Classify Your Independent Contractors as Independent Contractors. Or Else.
Every employer knows there are tax advantages to be gained by engaging independent contractors rather than salaried employees. And there’s nothing improper about using ICs in the right situations. But governments are losing millions of dollars in payroll tax and other revenue and workers are losing benefits, including Social Security, health care and unemployment insurance, because of employers who falsely or mistakenly classify employees as ICs. Lately, with the economy driving tax revenues down, the federal and many state governments are cracking down on employers who treat what should be workers as contractors. Since 2009, the Labor Department has collected more than $9 million in back wages for 15,000 workers in cases primarily involving misclassification of independent contractors. Recently, the Labor Department and the IRS signed a memorandum of understanding to share information and coordinate law enforcement efforts.
If you classify an employee as an independent contractor you can be fined thousands of dollars and be required to pay back wages to the worker. Moreover, it’s simply not fair, not only because it yields a competitive advantage over those who are playing by the rules, but because if employees misclassified as contractors get hurt on the job, they may not be able to get workers compensation. And if they’re laid off, they may not be entitled to unemployment benefits.
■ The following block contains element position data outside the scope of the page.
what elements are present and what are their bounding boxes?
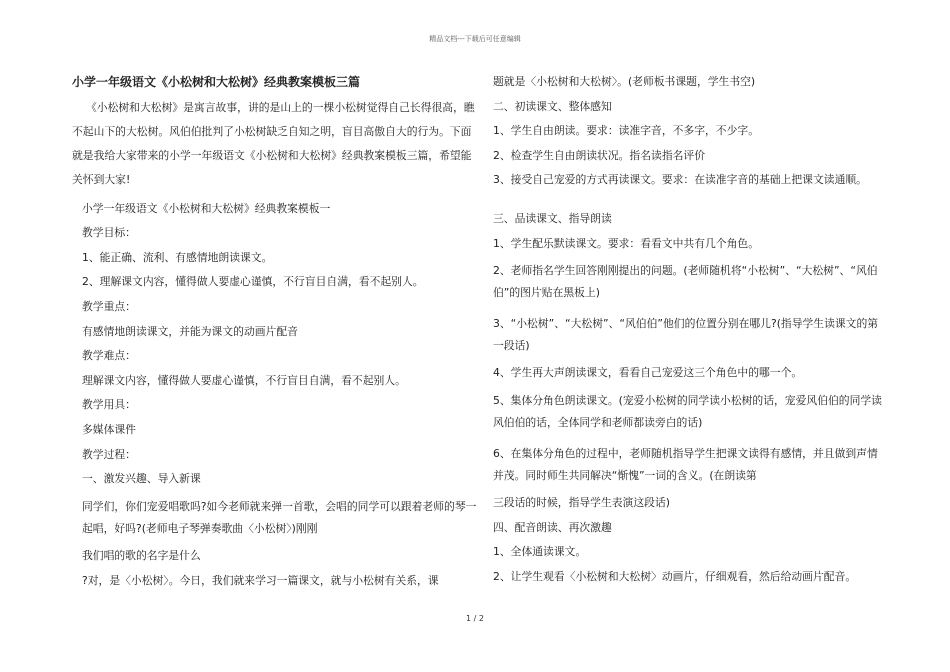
- step-3-heading: 三、品读课文、指导朗读: [493, 211, 612, 225]
- step-2-item-2: 2、检查学生自由朗读状况。指名读指名评价: [493, 148, 706, 162]
- document-title: 小学一年级语文《小松树和大松树》经典教案模板三篇: [72, 75, 361, 89]
- step-3-item-2: 2、老师指名学生回答刚刚提出的问题。(老师随机将“小松树”、“大松树”、“风伯伯”的图片贴在黑板上): [493, 264, 878, 300]
- lesson-intro: ?对，是〈小松树〉。今日，我们就来学习一篇课文，就与小松树有关系，课: [82, 573, 439, 587]
- left-column: [72, 74, 482, 598]
- step-3-item-5: 5、集体分角色朗读课文。(宠爱小松树的同学读小松树的话，宠爱风伯伯的同学读风伯伯的话，全体同学和老师都读旁白的话): [493, 393, 882, 429]
- difficulties-label: 教学难点：: [82, 349, 136, 363]
- section-gap: [483, 197, 883, 211]
- step-2-heading: 二、初读课文、整体感知: [493, 99, 612, 113]
- right-column: [483, 74, 883, 594]
- intro-paragraph: 《小松树和大松树》是寓言故事，讲的是山上的一棵小松树觉得自己长得很高，瞧不起山下的大松树。风伯伯批判了小松树缺乏自知之明，盲目高傲自大的行为。下面就是我给大家带来的小学一年级语文《小松树和大松树》经典教案模板三篇，希望能关怀到大家!: [72, 101, 475, 186]
- step-1-heading: 一、激发兴趣、导入新课: [82, 472, 201, 486]
- step-4-heading: 四、配音朗读、再次激趣: [493, 520, 612, 534]
- step-2-item-1: 1、学生自由朗读。要求：读准字音，不多字，不少字。: [493, 124, 759, 138]
- step-4-item-1: 1、全体通读课文。: [493, 545, 587, 559]
- objective-2: 2、理解课文内容，懂得做人要虚心谨慎，不行盲目自满，看不起别人。: [82, 275, 424, 289]
- key-points-text: 有感情地朗读课文，并能为课文的动画片配音: [82, 324, 298, 338]
- step-3-item-4: 4、学生再大声朗读课文，看看自己宠爱这三个角色中的哪一个。: [493, 366, 803, 380]
- step-3-item-1: 1、学生配乐默读课文。要求：看看文中共有几个角色。: [493, 236, 759, 250]
- step-3-item-6-cont: 三段话的时候，指导学生表演这段话): [493, 496, 670, 510]
- tools-label: 教学用具：: [82, 398, 136, 412]
- step-3-item-6: 6、在集体分角色的过程中，老师随机指导学生把课文读得有感情，并且做到声情并茂。同时师生共同解决“惭愧”一词的含义。(在朗读第: [493, 446, 878, 482]
- title-board-line: 题就是〈小松树和大松树〉。(老师板书课题，学生书空): [493, 75, 756, 88]
- page-number: 1 / 2: [466, 614, 484, 623]
- tools-text: 多媒体课件: [82, 422, 136, 436]
- key-points-label: 教学重点：: [82, 299, 136, 313]
- header-note: 精品文档---下载后可任意编辑: [429, 35, 521, 43]
- plan-heading: 小学一年级语文《小松树和大松树》经典教案模板一: [82, 201, 331, 215]
- objective-1: 1、能正确、流利、有感情地朗读课文。: [82, 250, 273, 264]
- song-paragraph: 同学们，你们宠爱唱歌吗?如今老师就来弹一首歌，会唱的同学可以跟着老师的琴一起唱，好吗?(老师电子琴弹奏歌曲〈小松树〉)刚刚: [82, 499, 477, 535]
- objectives-label: 教学目标：: [82, 226, 136, 240]
- process-label: 教学过程：: [82, 447, 136, 461]
- difficulties-text: 理解课文内容，懂得做人要虚心谨慎，不行盲目自满，看不起别人。: [82, 373, 406, 387]
- song-question: 我们唱的歌的名字是什么: [82, 549, 201, 563]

There are a number of federal rules defining what makes a worker an independent contractor or an employee, as well as rules specific to your state. It’s best to familiarize yourself with them before taking a chance. Many attorneys recommend hiring contractors through a temporary employment agency, who need to be experts in the ins and outs of the rules, and who take responsibility for the classification of the worker.
Whatever your situation, be careful about how you classify your workers. A mistake could get expensive.